李美青醫師回覆:Lower fluence, longer interval, multiple sessions

林政賢醫師回覆:
a. Pico-toning with 1064 flat beam can have good results for melasma, with faster results and less recurrence rate than Q-switch toning. The mechanism is its more photomechanical effect to fracture the pigment, and its effects to reverse the photoaging in the dermis.
b. Additional 1064 fractional toning has ambiguous results, either better or worse.
c. 532 fractional toning seems to have additional beneficial effect for melasma at low fluence without producing LIOB.

Dr. Wichai的回覆:
Keep low fluence with high peak power machine. Treat individual melanosome with 450ps and cluster melanin with 300_375 ps and that will give long term results

Dr. Miyata的回覆:
 1. Please consider about stress relaxation time. Target is malanosome. Never kill melanocytes.
 2. Short pulse duration, wavelength ( low absorption rate for melanosome) and low fluence is key to success.
 3. Picosecond laser is now stage in development. After waiting for a while, new technology will come into our market.

Dr. Woraphong的回覆:
Recipe for melasma
1st line therapy : oral tranexamic acid/triple combination cream/topical tyrosinase inhibitor/keratolytic agents/sunscreen
2nd line therapy : light treatment: picotining, non-ablative laser, IPL, psychological support
Maintenance therapy:
Whitening agents+sun protection , Light therapy , education , psychological support

許哲豪醫師回覆:
  1. Inapporapirate setting or too many shots of picosecond laser will make melasma worsening
  2. Given the multifactorial etiology of melasma, a multimodal combination therapeutic generally result in better efficacies than monotherapy 
  3. Combined 1064nm PicoLaser and IPL treatment is safe and effective treatment modality for melasma
  4. Using 1064nm focus lens on melasma is debating, The consensus is lower energy or fewer passes if using it to treat melasma. 
  5. Oral tranexamic acid might be a worthwhile adjunct in the treatment of refractory melasma
黃勇學醫師回覆:
  1. Our study is the first globally trial using VISIA® analysis to show that signs of photoaging could be reversible by a picosecond 755 nm alexandrite laser with a diffractive lens array and achieved comparable efficacy to that of triple combination cream in the treatment of female Asian patients with melasma. 
  2. This study proved that melasma can be treated as a photo-aging skin disorder, thus treating the skin environment can provided improvement.
  3. More laser treatment sessions with PicoSure with DLA could produce better photo-aging reversibility outcome.
  4. Patients with melasma lesions exhibiting telangiectasia may benefit from an increased number of laser treatment sessions.
王昭欽醫師回覆:
  • Holistic approach to the pathogenesis of melasma
  • Never forget the photothermal effect of the commercially available picosecond lasers
  • Clinical-Histological correlation
柯適中醫師回覆:


Dr. Kim的回覆:

  1. The Quattro toning treatment was designed to treat whole skin layers at once, because pigment diseases including melasma can occur in the whole layer of the skin. 
  2. The skin color can be brightened quickly by targeting the whole layer of skin on piegmented lesions, including those that have not been correctly diagnosed.
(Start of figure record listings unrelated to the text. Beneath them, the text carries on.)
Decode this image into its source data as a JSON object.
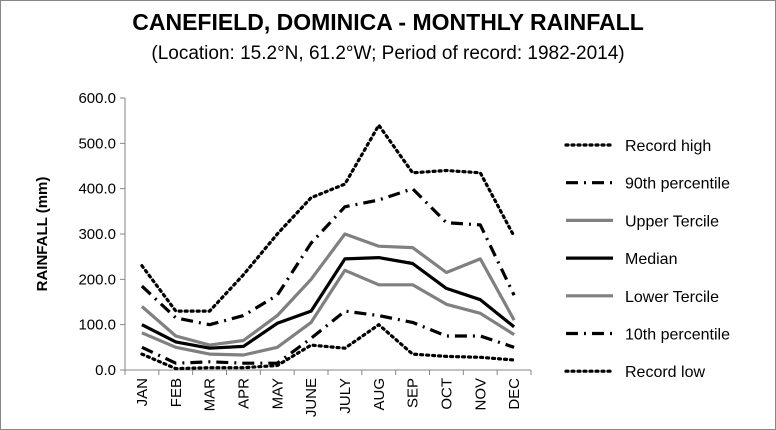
{
  "chart_data": {
    "type": "line",
    "title": "CANEFIELD, DOMINICA - MONTHLY RAINFALL",
    "subtitle": "(Location: 15.2°N, 61.2°W; Period of record: 1982-2014)",
    "ylabel": "RAINFALL (mm)",
    "xlabel": "",
    "ylim": [
      0,
      600
    ],
    "yticks": [
      "0.0",
      "100.0",
      "200.0",
      "300.0",
      "400.0",
      "500.0",
      "600.0"
    ],
    "categories": [
      "JAN",
      "FEB",
      "MAR",
      "APR",
      "MAY",
      "JUNE",
      "JULY",
      "AUG",
      "SEP",
      "OCT",
      "NOV",
      "DEC"
    ],
    "grid": "none",
    "legend_position": "right",
    "series": [
      {
        "name": "Record high",
        "style": "dotted",
        "color": "#000000",
        "values": [
          230,
          130,
          130,
          210,
          300,
          380,
          410,
          540,
          435,
          440,
          435,
          295
        ]
      },
      {
        "name": "90th percentile",
        "style": "dashdot",
        "color": "#000000",
        "values": [
          185,
          115,
          100,
          120,
          165,
          280,
          360,
          375,
          400,
          325,
          320,
          165
        ]
      },
      {
        "name": "Upper Tercile",
        "style": "solid",
        "color": "#808080",
        "values": [
          140,
          75,
          55,
          65,
          120,
          200,
          300,
          273,
          270,
          215,
          245,
          110
        ]
      },
      {
        "name": "Median",
        "style": "solid",
        "color": "#000000",
        "values": [
          100,
          62,
          48,
          52,
          103,
          130,
          245,
          248,
          235,
          180,
          155,
          95
        ]
      },
      {
        "name": "Lower Tercile",
        "style": "solid",
        "color": "#808080",
        "values": [
          82,
          50,
          35,
          33,
          50,
          105,
          220,
          188,
          188,
          145,
          125,
          78
        ]
      },
      {
        "name": "10th percentile",
        "style": "dashdot",
        "color": "#000000",
        "values": [
          50,
          15,
          18,
          15,
          15,
          70,
          130,
          120,
          105,
          75,
          75,
          50
        ]
      },
      {
        "name": "Record low",
        "style": "dotted",
        "color": "#000000",
        "values": [
          35,
          3,
          5,
          5,
          10,
          55,
          48,
          100,
          35,
          30,
          28,
          22
        ]
      }
    ]
  }
}
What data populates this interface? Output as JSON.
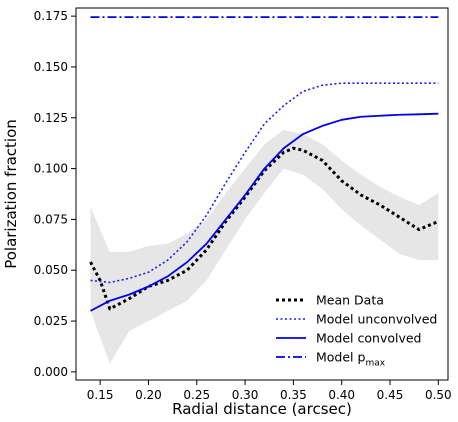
{
  "chart_data": {
    "type": "line",
    "xlabel": "Radial distance (arcsec)",
    "ylabel": "Polarization fraction",
    "xlim": [
      0.125,
      0.51
    ],
    "ylim": [
      -0.004,
      0.179
    ],
    "xticks": [
      0.15,
      0.2,
      0.25,
      0.3,
      0.35,
      0.4,
      0.45,
      0.5
    ],
    "xtick_labels": [
      "0.15",
      "0.20",
      "0.25",
      "0.30",
      "0.35",
      "0.40",
      "0.45",
      "0.50"
    ],
    "yticks": [
      0.0,
      0.025,
      0.05,
      0.075,
      0.1,
      0.125,
      0.15,
      0.175
    ],
    "ytick_labels": [
      "0.000",
      "0.025",
      "0.050",
      "0.075",
      "0.100",
      "0.125",
      "0.150",
      "0.175"
    ],
    "legend_position": "lower-right",
    "grid": false,
    "band": {
      "color": "#e6e6e6",
      "x": [
        0.14,
        0.16,
        0.18,
        0.2,
        0.22,
        0.24,
        0.26,
        0.28,
        0.3,
        0.32,
        0.34,
        0.36,
        0.38,
        0.4,
        0.42,
        0.44,
        0.46,
        0.48,
        0.5
      ],
      "lower": [
        0.03,
        0.004,
        0.02,
        0.025,
        0.03,
        0.035,
        0.045,
        0.06,
        0.075,
        0.088,
        0.1,
        0.097,
        0.09,
        0.08,
        0.072,
        0.065,
        0.058,
        0.055,
        0.055
      ],
      "upper": [
        0.081,
        0.059,
        0.059,
        0.062,
        0.063,
        0.068,
        0.075,
        0.088,
        0.1,
        0.112,
        0.119,
        0.117,
        0.112,
        0.104,
        0.097,
        0.091,
        0.086,
        0.082,
        0.088
      ]
    },
    "series": [
      {
        "name": "Mean Data",
        "style": "dotted",
        "color": "#000000",
        "width": 3,
        "x": [
          0.14,
          0.15,
          0.16,
          0.18,
          0.2,
          0.22,
          0.24,
          0.26,
          0.28,
          0.3,
          0.32,
          0.34,
          0.35,
          0.36,
          0.38,
          0.4,
          0.42,
          0.44,
          0.46,
          0.48,
          0.5
        ],
        "y": [
          0.054,
          0.045,
          0.031,
          0.036,
          0.042,
          0.045,
          0.05,
          0.06,
          0.074,
          0.086,
          0.099,
          0.108,
          0.11,
          0.109,
          0.104,
          0.094,
          0.087,
          0.082,
          0.076,
          0.07,
          0.074
        ]
      },
      {
        "name": "Model unconvolved",
        "style": "dotted",
        "color": "#1a1aff",
        "width": 1.6,
        "x": [
          0.14,
          0.16,
          0.18,
          0.2,
          0.22,
          0.24,
          0.26,
          0.28,
          0.3,
          0.32,
          0.34,
          0.36,
          0.38,
          0.4,
          0.42,
          0.44,
          0.46,
          0.48,
          0.5
        ],
        "y": [
          0.045,
          0.044,
          0.046,
          0.049,
          0.055,
          0.064,
          0.077,
          0.093,
          0.108,
          0.122,
          0.131,
          0.138,
          0.141,
          0.142,
          0.142,
          0.142,
          0.142,
          0.142,
          0.142
        ]
      },
      {
        "name": "Model convolved",
        "style": "solid",
        "color": "#0000ee",
        "width": 1.8,
        "x": [
          0.14,
          0.16,
          0.18,
          0.2,
          0.22,
          0.24,
          0.26,
          0.28,
          0.3,
          0.32,
          0.34,
          0.36,
          0.38,
          0.4,
          0.42,
          0.44,
          0.46,
          0.48,
          0.5
        ],
        "y": [
          0.03,
          0.035,
          0.038,
          0.042,
          0.047,
          0.054,
          0.063,
          0.075,
          0.087,
          0.1,
          0.11,
          0.117,
          0.121,
          0.124,
          0.1255,
          0.126,
          0.1265,
          0.1267,
          0.127
        ]
      },
      {
        "name": "Model p",
        "name_subscript": "max",
        "style": "dashdot",
        "color": "#0000ee",
        "width": 1.8,
        "x": [
          0.14,
          0.5
        ],
        "y": [
          0.1745,
          0.1745
        ]
      }
    ]
  }
}
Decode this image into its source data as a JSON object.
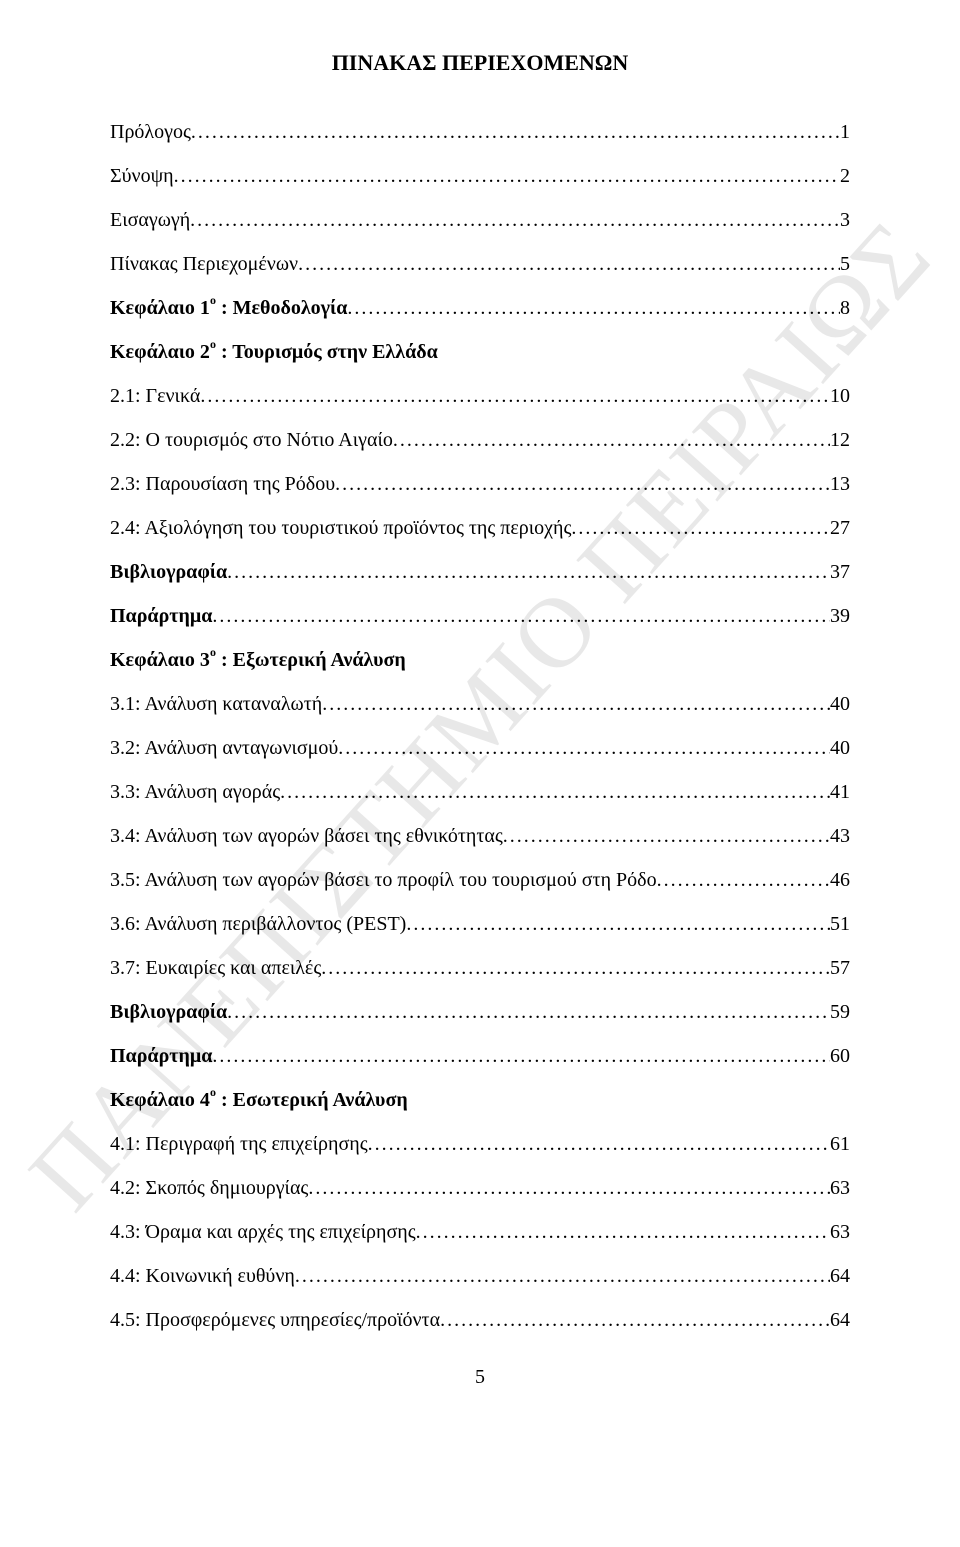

This also enables diagnosis of pigment lesions at the same time as pigmentation therapy. 
  3. I think too many session treatment of same wavelength was not effective and economic. Quattro toning uses somewhat higher fluence than conventional laser toning, but it acts on each designated skin layer, performs at sufficient intervals, and improves dermal environment through interactions based on various theories.

留言

  1. 請教皮秒肝斑治療過程中,倘若治療後肝斑顏色變深,多久之後不退,可判斷PIH?並請教若產生PIH各位大師建議如何補救,以及補救措施介入的時間點?